ABSTRACT

This site-based research on the impacts of energy derivation in the China-Myanmar border provinces showed both environmental and economic effects of China’s energy sourcing in Myanmar. Hydropower, the focus of this research, is one form of energy that relies on a moving resource and thus affects vast transboundary areas. Within the local socio-ecological system it is nearly impossible to separate environmental effects, including the surge in carbon release discussed here, from economic ones. The targeted areas of Shan and Kachin States show significant socio-economic as well as ecological impacts on the entire area, including the large-scale displacement of rural producers.

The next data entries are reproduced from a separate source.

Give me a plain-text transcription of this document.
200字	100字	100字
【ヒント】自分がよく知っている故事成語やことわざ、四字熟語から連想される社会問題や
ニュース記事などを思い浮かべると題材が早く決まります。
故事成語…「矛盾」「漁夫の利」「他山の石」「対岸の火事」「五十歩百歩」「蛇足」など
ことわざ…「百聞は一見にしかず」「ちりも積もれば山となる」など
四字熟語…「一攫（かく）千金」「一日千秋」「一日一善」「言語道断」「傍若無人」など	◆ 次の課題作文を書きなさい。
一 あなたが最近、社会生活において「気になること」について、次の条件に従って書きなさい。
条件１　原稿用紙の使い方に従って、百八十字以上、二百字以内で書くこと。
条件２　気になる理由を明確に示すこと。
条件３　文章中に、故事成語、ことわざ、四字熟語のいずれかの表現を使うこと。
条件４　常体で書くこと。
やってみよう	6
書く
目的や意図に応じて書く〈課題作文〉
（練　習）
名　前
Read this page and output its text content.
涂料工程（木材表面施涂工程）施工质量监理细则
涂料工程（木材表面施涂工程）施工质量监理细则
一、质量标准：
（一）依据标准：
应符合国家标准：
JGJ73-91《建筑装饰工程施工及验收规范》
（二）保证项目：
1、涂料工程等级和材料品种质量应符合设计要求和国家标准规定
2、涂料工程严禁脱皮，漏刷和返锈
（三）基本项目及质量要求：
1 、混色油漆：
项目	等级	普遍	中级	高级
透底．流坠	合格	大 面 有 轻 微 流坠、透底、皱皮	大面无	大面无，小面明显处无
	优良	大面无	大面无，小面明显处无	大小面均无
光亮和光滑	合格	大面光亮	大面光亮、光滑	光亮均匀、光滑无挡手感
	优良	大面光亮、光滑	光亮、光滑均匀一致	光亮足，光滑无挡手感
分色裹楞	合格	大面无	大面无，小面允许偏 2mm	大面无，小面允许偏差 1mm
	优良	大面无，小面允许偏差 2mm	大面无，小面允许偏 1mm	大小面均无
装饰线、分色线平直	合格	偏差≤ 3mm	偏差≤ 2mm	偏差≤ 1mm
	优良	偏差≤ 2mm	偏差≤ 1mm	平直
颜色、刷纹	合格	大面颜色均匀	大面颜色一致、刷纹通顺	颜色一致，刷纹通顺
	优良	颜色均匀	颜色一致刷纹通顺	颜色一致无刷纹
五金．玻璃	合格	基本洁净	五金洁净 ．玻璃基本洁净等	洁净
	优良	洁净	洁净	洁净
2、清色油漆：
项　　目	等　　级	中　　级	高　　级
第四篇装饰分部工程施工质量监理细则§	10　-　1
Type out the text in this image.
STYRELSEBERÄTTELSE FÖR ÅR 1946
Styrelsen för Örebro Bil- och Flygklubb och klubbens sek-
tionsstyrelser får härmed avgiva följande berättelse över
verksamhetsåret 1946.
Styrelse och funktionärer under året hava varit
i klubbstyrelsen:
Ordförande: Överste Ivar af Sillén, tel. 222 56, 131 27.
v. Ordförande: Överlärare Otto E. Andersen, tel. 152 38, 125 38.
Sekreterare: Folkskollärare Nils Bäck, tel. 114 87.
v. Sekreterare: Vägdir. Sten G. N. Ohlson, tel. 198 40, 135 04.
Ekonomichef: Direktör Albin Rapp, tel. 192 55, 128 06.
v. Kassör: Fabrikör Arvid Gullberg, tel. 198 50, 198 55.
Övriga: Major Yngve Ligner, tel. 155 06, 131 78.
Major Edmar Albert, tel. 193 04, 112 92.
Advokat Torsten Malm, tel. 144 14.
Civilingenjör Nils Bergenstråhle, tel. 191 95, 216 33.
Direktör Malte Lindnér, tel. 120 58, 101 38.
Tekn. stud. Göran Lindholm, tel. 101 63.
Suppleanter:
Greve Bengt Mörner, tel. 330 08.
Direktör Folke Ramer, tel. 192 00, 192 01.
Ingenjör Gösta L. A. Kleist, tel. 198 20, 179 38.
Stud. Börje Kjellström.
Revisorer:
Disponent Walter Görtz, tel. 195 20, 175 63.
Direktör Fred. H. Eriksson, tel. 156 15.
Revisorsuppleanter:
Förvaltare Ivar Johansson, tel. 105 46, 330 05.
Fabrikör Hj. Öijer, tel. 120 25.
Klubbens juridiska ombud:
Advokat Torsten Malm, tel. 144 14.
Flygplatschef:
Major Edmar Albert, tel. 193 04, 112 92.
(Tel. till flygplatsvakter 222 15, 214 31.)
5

In the still predominantly agricultural economy of Myanmar, the significant loss and deforestation of land to large-scale hydro-energy projects is directly responsible for increased carbon release as well as income loss for local producers filling regional demand. Environmentally, the construction of dam projects leads to large areas of deforestation and hence less atmospheric carbon absorption; further, deforestation resulting in the loss of some surrounding watershed ecosystem services has also led to soil erosion, lost soil fertility, and loss of biodiversity. In particular, large-scale hydro-energy projects, of necessity constructed in rural and thus productive areas, submerge an average of several hundred hectares of productive land and sequester hundreds more for the securitization of the area around the facility. There is displacement and economic instability for cultivators, and loss of the crops and livestock pasturage upon which the local, national, and regional economies rely. The “renewable” resource, water, thus risks becoming non-renewable because it is now unsustainably derived under rapidly rising demand conditions. Further, the derivation and capture processes as well as the transmission of the derived electricity further stress other ecosystem components that are the essential bases of the current economy.